Dos casos nos recuerdan hoy que somos una sociedad indigna, condenada a la vergüenza y al fracaso: uno es el de una menor de edad en Caldas, que fue violada por un pastor depravado, mientras escuchaba música cristiana. Y el otro, el de la pequeña Sofía, que fue violada y asesinada cuando iba a hacer un mandado a la tienda, y para quien finalmente hubo algo de justicia este viernes: su asesino pagará la pena máxima, una pequeña victoria en un mar de impunidad.
El caso de Caldas, que se conoció este miércoles, 30 de abril, es una muestra más de las aberraciones de muchos salvajes disfrazados de ovejas, que se aprovechan de la vulnerabilidad de una niña para arrastrar su dignidad y disponer incluso de su vida.
La imagen de esa menor corriendo despavorida al ser perseguida por su padrastro violador, que no contento con haber abusado de ella, había cavado una tumba para enterrarla, es una derrota para la humanidad entera.
Nos queda el consuelo de que un campesino escuchó sus gritos y corrió a rescatarla. Y de que hoy, el pastor evangélico, que en realidad es un monstruo, ya está detenido, después de ser increpado por una comunidad embravecida. Por lo menos, hubo solidaridad. Ahora, esperamos que también haya justicia.
¡No merecemos tener la cabeza en alto como sociedad, como país, como humanidad! Los folios de las comisarías de familia en Colombia están repletos de casos anónimos, desconocidos, de niñas que han sufrido abusos de sus propios padres, en sus propias casas, en los lugares donde se supone que deberían estar seguras. ¡Merecemos cargar con el lastre de la vergüenza!
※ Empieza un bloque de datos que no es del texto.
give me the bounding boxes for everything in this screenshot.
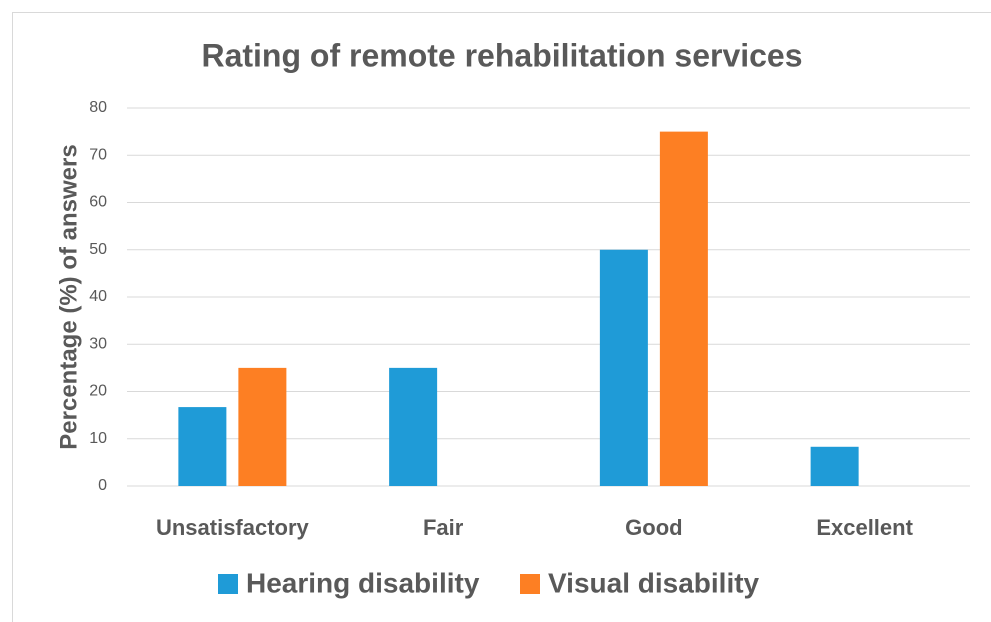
y-tick-label: 40 (89, 288, 107, 305)
x-tick-label: Fair (423, 515, 464, 540)
bar (178, 407, 227, 486)
bar (599, 249, 648, 486)
bar (389, 367, 438, 486)
y-tick-label: 60 (89, 194, 107, 211)
y-tick-label: 0 (98, 477, 107, 494)
bar (659, 131, 708, 486)
x-tick-label: Unsatisfactory (156, 515, 310, 540)
legend-swatch (218, 574, 238, 594)
y-tick-label: 20 (89, 383, 107, 400)
x-tick-label: Good (625, 515, 682, 540)
chart-title: Rating of remote rehabilitation services (201, 37, 802, 73)
x-tick-label: Excellent (816, 515, 913, 540)
y-tick-label: 10 (89, 430, 107, 447)
chart-frame (12, 12, 991, 622)
legend-swatch (520, 574, 540, 594)
bar (238, 367, 287, 486)
y-tick-label: 50 (89, 241, 107, 258)
y-tick-label: 30 (89, 335, 107, 352)
y-tick-label: 70 (89, 146, 107, 163)
legend-label: Visual disability (548, 567, 760, 598)
legend-label: Hearing disability (246, 567, 480, 598)
bar (810, 446, 859, 486)
y-tick-label: 80 (89, 99, 107, 116)
y-axis-label: Percentage (%) of answers (55, 144, 82, 449)
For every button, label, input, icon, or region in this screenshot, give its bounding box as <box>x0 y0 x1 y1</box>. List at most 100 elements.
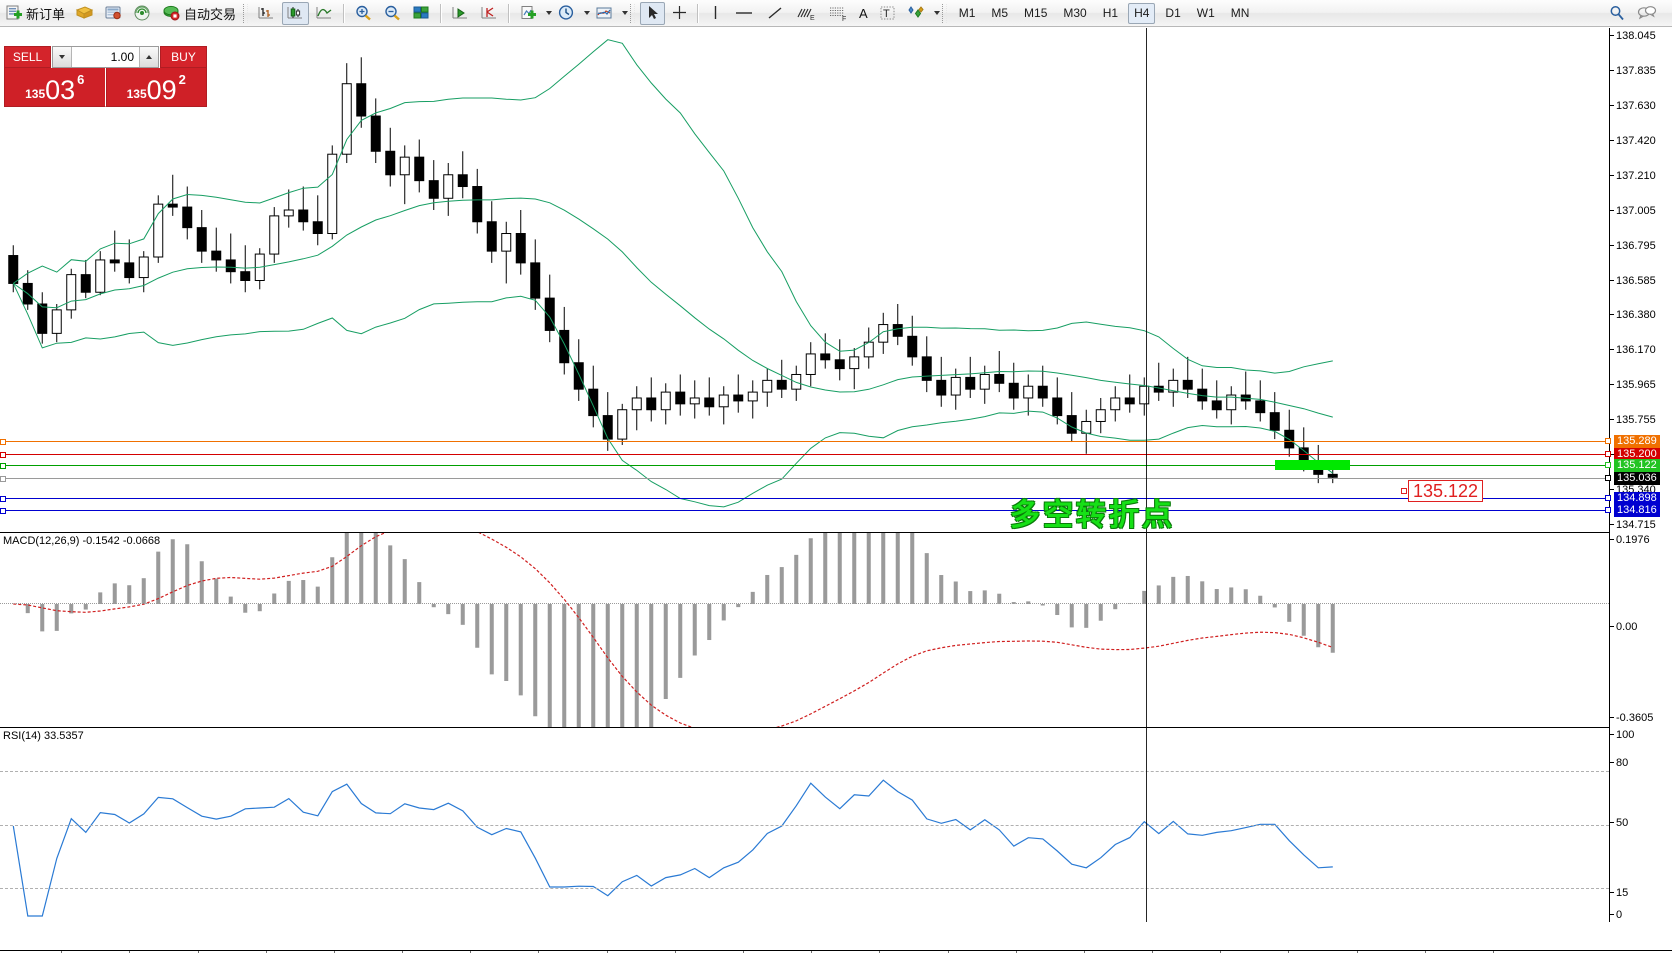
price-level-line[interactable] <box>0 508 1609 515</box>
chevron-up-icon <box>146 55 152 59</box>
price-tag-handle <box>1605 507 1611 514</box>
tick-mark <box>1610 489 1614 491</box>
zoom-in-icon[interactable] <box>350 2 377 25</box>
price-level-line[interactable] <box>0 438 1609 445</box>
one-click-trading-panel[interactable]: SELL 1.00 BUY 135 03 6 135 09 2 <box>4 46 207 107</box>
fibonacci-tool-icon[interactable]: F <box>823 2 853 25</box>
period-clock-icon[interactable] <box>553 2 580 25</box>
trendline-tool-icon[interactable] <box>761 2 789 25</box>
volume-increment-button[interactable] <box>139 47 158 67</box>
shapes-tool-icon[interactable] <box>903 2 930 25</box>
shapes-dropdown-caret[interactable] <box>933 11 940 15</box>
highlight-rectangle[interactable] <box>1275 459 1350 470</box>
price-level-tag[interactable]: 134.898 <box>1605 492 1660 506</box>
time-axis-separator <box>1015 951 1017 953</box>
time-axis-separator <box>1356 951 1358 953</box>
play-chart-icon[interactable] <box>447 2 474 25</box>
tick-mark <box>1610 349 1614 351</box>
signal-icon[interactable] <box>129 2 156 25</box>
price-level-tag[interactable]: 135.200 <box>1605 447 1660 461</box>
timeframe-mn[interactable]: MN <box>1230 6 1250 20</box>
timeframe-m15[interactable]: M15 <box>1024 6 1048 20</box>
candlestick-chart-icon[interactable] <box>282 1 310 25</box>
buy-price-button[interactable]: 135 09 2 <box>105 68 207 107</box>
timeframe-w1[interactable]: W1 <box>1196 6 1215 20</box>
sell-price-button[interactable]: 135 03 6 <box>4 68 106 107</box>
price-tick: 137.630 <box>1610 100 1672 112</box>
sell-button[interactable]: SELL <box>4 46 51 68</box>
rsi-level-line <box>0 771 1609 772</box>
price-level-line[interactable] <box>0 475 1609 482</box>
vertical-line-tool-icon[interactable] <box>704 2 727 25</box>
price-tick-label: 137.420 <box>1616 134 1656 147</box>
indicators-dropdown-caret[interactable] <box>622 11 629 15</box>
time-axis[interactable]: 5 Jun 201925 Jun 16:0026 Jun 08:0027 Jun… <box>0 950 1672 953</box>
price-level-line[interactable] <box>0 496 1609 503</box>
new-chart-icon[interactable] <box>515 2 542 25</box>
price-line-knob[interactable] <box>0 475 6 482</box>
tick-mark <box>1610 69 1614 71</box>
price-line-knob[interactable] <box>0 438 6 445</box>
volume-value[interactable]: 1.00 <box>110 50 134 64</box>
fund-icon[interactable] <box>71 2 98 25</box>
new-order-button[interactable]: 新订单 <box>1 2 69 25</box>
search-icon[interactable] <box>1604 2 1630 25</box>
volume-stepper[interactable]: 1.00 <box>52 46 159 68</box>
price-level-tag[interactable]: 134.816 <box>1605 504 1660 518</box>
new-chart-dropdown-caret[interactable] <box>546 11 553 15</box>
cursor-tool-icon[interactable] <box>640 1 666 25</box>
rsi-pane[interactable]: RSI(14) 33.5357 <box>0 727 1609 922</box>
chat-icon[interactable] <box>1632 2 1662 25</box>
price-line-knob[interactable] <box>0 508 6 515</box>
price-tick-label: 136.380 <box>1616 309 1656 322</box>
text-label-tool-icon[interactable]: T <box>874 2 901 25</box>
horizontal-line-tool-icon[interactable] <box>729 2 759 25</box>
bar-chart-icon[interactable] <box>253 2 280 25</box>
rsi-tick: 100 <box>1610 729 1672 741</box>
price-tick-label: 137.835 <box>1616 64 1656 77</box>
price-scale[interactable]: 138.045 137.835 137.630 137.420 137.210 137.0… <box>1610 28 1672 922</box>
chart-area[interactable]: MACD(12,26,9) -0.1542 -0.0668 RSI(14) 33… <box>0 28 1672 953</box>
price-line-knob[interactable] <box>0 463 6 470</box>
auto-trading-button[interactable]: 自动交易 <box>158 2 240 25</box>
price-level-tag[interactable]: 135.036 <box>1605 471 1660 485</box>
cursor-price-tag[interactable]: 135.122 <box>1401 480 1484 502</box>
timeframe-h1[interactable]: H1 <box>1102 6 1119 20</box>
elliott-wave-tool-icon[interactable]: E <box>791 2 821 25</box>
rsi-tick-label: 0 <box>1616 909 1623 921</box>
macd-pane[interactable]: MACD(12,26,9) -0.1542 -0.0668 <box>0 532 1609 728</box>
price-level-line[interactable] <box>0 451 1609 458</box>
buy-price-prefix: 135 <box>126 87 147 101</box>
turning-point-annotation[interactable]: 多空转折点 <box>1010 499 1175 532</box>
indicators-icon[interactable] <box>591 2 618 25</box>
timeframe-m30[interactable]: M30 <box>1063 6 1087 20</box>
price-level-tag[interactable]: 135.289 <box>1605 434 1660 448</box>
crosshair-tool-icon[interactable] <box>667 2 692 25</box>
timeframe-m5[interactable]: M5 <box>991 6 1009 20</box>
zoom-out-icon[interactable] <box>379 2 406 25</box>
timeframe-h4[interactable]: H4 <box>1128 2 1156 24</box>
period-dropdown-caret[interactable] <box>584 11 591 15</box>
price-level-tag[interactable]: 135.122 <box>1605 459 1660 473</box>
macd-zero-line <box>0 603 1609 605</box>
text-tool-icon[interactable]: A <box>859 5 868 21</box>
price-line-knob[interactable] <box>0 451 6 458</box>
terminal-icon[interactable] <box>100 2 127 25</box>
timeframe-m1[interactable]: M1 <box>958 6 976 20</box>
rsi-level-line <box>0 825 1609 826</box>
time-axis-separator <box>1288 951 1290 953</box>
rsi-chart-canvas <box>12 779 1333 917</box>
macd-tick-label: -0.3605 <box>1616 712 1654 724</box>
price-level-line[interactable] <box>0 463 1609 470</box>
price-tick-label: 137.630 <box>1616 99 1656 112</box>
line-chart-icon[interactable] <box>311 2 338 25</box>
price-line-knob[interactable] <box>0 496 6 503</box>
tile-windows-icon[interactable] <box>408 2 435 25</box>
buy-button[interactable]: BUY <box>160 46 207 68</box>
trade-panel-top-row: SELL 1.00 BUY <box>4 46 207 68</box>
chevron-down-icon <box>59 55 65 59</box>
volume-decrement-button[interactable] <box>53 47 72 67</box>
price-pane[interactable] <box>0 28 1609 532</box>
timeframe-d1[interactable]: D1 <box>1165 6 1181 20</box>
step-chart-icon[interactable] <box>476 2 503 25</box>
Si guardáramos un minuto de silencio por cada mujer víctima de abuso y violencia sexual, creo que este mundo se quedaría mudo para siempre. Qué angustiante parir hijas para esta sociedad enferma, donde el hecho de nacer mujer ya es una amenaza, un factor de riesgo, una sentencia de que no vamos a sentirnos seguras nunca, no importa dónde estemos.
Algún día, tendremos que hacer un mea culpa colectivo por cada vida desahuciada por causa del abuso, por cada niña que tuvo que renunciar a su inocencia por culpa de un depravado, de esos que se camuflan entre la gente de bien y maquillan sus culpas. Porque han sido valientes para agredir a seres vulnerables, pero se agazapan a la hora de reconocer sus aberraciones.
Si conociéramos cada caso de abuso sexual en el país, tendríamos todos que llorar lágrimas de sangre, porque no hicimos nada para proteger a esas niñas, a esas mujeres que han crecido arrastrando dolores que no merecían, heridas que les dejó una sociedad machista y misógina, que aún tiene muchas deudas por saldar en equidad, muchos dolores por curar en quienes hacen posible el milagro de la vida.
Casos como los de estas dos menores, nos tienen que doler para siempre. No merecemos siquiera la redención del olvido. Nuestra condena es recordar que no hemos sido capaces de honrar y cuidar a nuestras niñas. Y al final -hay que decirlo- todos tenemos las manos manchadas de sangre, todos llevamos la culpa de cada una de esas víctimas a las que no supimos proteger ni escuchar.